Feel free to update your question with more details, and I'm sure Stack Overflow will be happy to help out.
Suggestion
The PorterStemmerAlgorithm has a C implementation available at http://tartarus.org/~martin/PorterStemmer/c.txt
It should be an easy matter to tie this C program into your data sources and make it a stand alone executable. Then you could simply invoke it from PHP with one of the proc functions, such as proc_open()
Unless you need to invoke this program many times PER php request, then this approach should save you the effort of building and integrating a PHP extension, not to mention that the hard work (in c) is already done.
Am not sure about what the PorterStemmerAlgorithm is. However if you could make your process run in parallel and collect the information together , you could look at parallel running processes easily implemented in JAVA. Not sure how you could call it in PHP, but definitely maintainable.
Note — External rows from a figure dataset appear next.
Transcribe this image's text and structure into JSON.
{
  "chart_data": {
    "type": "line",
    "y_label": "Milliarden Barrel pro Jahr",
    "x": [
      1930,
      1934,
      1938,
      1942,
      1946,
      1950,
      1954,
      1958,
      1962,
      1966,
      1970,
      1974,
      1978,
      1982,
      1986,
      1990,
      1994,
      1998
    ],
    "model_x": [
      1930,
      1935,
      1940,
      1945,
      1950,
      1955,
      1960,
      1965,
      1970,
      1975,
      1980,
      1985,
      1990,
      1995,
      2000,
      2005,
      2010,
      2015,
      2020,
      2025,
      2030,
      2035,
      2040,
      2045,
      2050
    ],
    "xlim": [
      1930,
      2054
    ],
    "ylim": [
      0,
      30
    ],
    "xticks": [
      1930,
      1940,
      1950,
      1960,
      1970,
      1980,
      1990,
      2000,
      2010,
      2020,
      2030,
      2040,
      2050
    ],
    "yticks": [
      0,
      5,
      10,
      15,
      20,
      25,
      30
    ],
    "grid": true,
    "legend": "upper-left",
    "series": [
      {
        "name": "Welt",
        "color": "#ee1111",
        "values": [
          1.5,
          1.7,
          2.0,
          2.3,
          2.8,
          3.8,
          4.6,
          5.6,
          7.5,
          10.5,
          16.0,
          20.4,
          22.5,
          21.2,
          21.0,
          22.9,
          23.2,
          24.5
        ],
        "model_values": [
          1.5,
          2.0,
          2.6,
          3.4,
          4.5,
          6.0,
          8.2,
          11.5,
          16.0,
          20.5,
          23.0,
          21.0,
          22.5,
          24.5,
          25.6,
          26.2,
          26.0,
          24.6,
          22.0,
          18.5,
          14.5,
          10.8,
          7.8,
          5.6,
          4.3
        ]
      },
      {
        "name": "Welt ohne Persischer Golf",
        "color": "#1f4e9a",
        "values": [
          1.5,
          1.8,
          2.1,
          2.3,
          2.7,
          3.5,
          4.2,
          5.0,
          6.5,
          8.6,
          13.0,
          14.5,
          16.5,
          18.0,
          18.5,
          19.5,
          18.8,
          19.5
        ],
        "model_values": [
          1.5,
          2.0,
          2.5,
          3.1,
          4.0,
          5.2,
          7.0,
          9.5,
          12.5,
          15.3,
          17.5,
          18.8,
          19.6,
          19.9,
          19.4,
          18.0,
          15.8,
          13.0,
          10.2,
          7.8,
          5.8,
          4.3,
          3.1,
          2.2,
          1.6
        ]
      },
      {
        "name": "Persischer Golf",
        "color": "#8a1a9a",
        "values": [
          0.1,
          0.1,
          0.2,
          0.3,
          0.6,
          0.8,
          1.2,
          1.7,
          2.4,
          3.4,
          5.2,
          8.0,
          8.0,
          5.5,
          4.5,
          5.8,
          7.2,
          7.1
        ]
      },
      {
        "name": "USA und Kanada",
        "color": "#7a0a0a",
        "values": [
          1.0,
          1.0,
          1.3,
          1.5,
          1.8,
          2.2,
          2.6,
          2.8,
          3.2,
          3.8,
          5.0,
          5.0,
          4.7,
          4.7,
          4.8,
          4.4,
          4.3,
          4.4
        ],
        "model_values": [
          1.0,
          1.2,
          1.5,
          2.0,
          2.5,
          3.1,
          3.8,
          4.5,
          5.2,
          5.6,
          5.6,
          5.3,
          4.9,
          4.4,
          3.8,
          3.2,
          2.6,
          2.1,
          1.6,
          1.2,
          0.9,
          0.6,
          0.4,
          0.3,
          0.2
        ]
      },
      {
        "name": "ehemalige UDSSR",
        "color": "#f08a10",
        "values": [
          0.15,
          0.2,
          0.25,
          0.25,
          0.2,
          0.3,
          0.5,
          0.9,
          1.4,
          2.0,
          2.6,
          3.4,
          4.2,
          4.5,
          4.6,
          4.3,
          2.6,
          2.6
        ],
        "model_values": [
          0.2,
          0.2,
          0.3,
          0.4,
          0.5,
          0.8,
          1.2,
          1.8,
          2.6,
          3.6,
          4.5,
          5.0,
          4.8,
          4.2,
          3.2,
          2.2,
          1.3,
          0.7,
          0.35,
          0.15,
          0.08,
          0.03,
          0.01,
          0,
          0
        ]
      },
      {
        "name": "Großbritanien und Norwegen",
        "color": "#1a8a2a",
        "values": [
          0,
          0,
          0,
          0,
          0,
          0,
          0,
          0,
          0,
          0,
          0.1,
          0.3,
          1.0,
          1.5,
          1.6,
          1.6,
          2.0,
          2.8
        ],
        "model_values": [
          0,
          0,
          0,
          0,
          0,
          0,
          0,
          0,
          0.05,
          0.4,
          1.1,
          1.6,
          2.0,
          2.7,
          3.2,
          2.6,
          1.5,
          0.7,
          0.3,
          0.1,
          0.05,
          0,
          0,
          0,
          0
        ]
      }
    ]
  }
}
You can have a look at this framework. Looks simple to implement
https://computefarm.dev.java.net/
Regards,
Franklin.
If you absolutely need to rewrite in a different language for speed reasons then I think gahooa's answer covers the options nicely. However, before you do, are you absolutely sure you've done everything you can to improve the performance if the PHP implementation?
Is caching the output viable in your situation? Could you get away with running the algorithm once and caching the output rather than on every page load?
Have you tried profiling the code to ensure there's no unnecessary work being done (db queries in an inner loop and the like). Xdebug can help here.
Are there other stemming algorithms available which might perform better on your dataset?